The inflated aggregate trap
-- WRONG: SUM(o.order_total) is inflated by the number of line items per order
SELECT customer_id, SUM(o.order_total) AS total_spend
FROM orders o
JOIN order_items oi ON o.order_id = oi.order_id
GROUP BY customer_id;
Correct patterns
Option 1 — aggregate first, then join
WITH item_totals AS (
SELECT order_id, SUM(line_amount) AS items_total
FROM order_items
GROUP BY order_id
)
SELECT o.customer_id, SUM(o.order_total) AS total_spend
FROM orders o
JOIN item_totals it ON o.order_id = it.order_id
GROUP BY o.customer_id;
Option 2 — use COUNT(DISTINCT) as a smell detector
-- If COUNT(*) != COUNT(DISTINCT order_id) after the join, you have fan-out
SELECT COUNT(*) AS rows, COUNT(DISTINCT o.order_id) AS distinct_orders
FROM orders o
JOIN order_items oi ON o.order_id = oi.order_id;
Many-to-many fan-out
When both sides are non-unique on the join key, the result is a full Cartesian product of the matching subsets — 5 rows on the left times 4 rows on the right gives 20 result rows for that key. This is exponential, not linear, and can silently turn a 10 M-row table into a multi-billion-row result.

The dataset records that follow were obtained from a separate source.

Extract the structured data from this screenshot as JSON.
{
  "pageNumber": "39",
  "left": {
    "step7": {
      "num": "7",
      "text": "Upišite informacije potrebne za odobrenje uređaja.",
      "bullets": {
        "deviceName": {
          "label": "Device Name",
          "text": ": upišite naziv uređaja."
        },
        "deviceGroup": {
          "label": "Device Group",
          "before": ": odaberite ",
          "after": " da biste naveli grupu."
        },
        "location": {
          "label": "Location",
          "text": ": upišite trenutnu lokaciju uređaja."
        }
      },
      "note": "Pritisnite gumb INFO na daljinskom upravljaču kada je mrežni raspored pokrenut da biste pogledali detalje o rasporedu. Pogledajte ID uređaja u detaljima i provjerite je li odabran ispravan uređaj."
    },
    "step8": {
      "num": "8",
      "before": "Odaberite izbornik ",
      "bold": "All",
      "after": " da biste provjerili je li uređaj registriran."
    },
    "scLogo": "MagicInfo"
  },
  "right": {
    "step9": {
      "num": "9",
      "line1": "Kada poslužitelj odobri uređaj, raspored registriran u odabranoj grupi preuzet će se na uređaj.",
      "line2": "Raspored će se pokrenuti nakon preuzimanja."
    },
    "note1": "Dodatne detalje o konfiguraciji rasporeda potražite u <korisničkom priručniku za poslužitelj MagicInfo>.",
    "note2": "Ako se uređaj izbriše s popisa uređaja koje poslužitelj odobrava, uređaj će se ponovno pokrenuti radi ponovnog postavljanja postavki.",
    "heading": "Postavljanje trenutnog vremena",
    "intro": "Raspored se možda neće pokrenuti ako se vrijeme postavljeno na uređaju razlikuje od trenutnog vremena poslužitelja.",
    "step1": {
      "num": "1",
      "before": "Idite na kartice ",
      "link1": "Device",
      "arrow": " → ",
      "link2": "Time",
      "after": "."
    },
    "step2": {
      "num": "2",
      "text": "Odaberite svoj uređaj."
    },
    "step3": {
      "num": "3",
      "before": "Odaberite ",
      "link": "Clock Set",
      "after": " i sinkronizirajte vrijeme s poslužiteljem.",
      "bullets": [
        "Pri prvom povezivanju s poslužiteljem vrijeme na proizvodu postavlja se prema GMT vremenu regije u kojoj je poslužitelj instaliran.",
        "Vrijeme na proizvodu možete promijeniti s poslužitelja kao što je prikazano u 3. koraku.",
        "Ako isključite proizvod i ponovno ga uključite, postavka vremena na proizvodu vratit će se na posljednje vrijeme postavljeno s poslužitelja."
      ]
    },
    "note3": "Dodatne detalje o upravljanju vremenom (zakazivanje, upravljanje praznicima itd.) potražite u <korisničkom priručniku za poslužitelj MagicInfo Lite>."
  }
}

See the fan-out happen — then fix it
The playground below lets you run the broken query and the corrected version side by side. Watch order_total get counted multiple times in the bad version.
What to say in an interview
- Always check grain before joining: “Is this key unique on each side?”
- Know the cardinality of every join — make it a habit, not an afterthought.
- Use
COUNT(*) vs COUNT(DISTINCT key)to diagnose fan-out in an existing query. - The fix is almost always: aggregate the many-side first in a CTE, then join at the correct grain.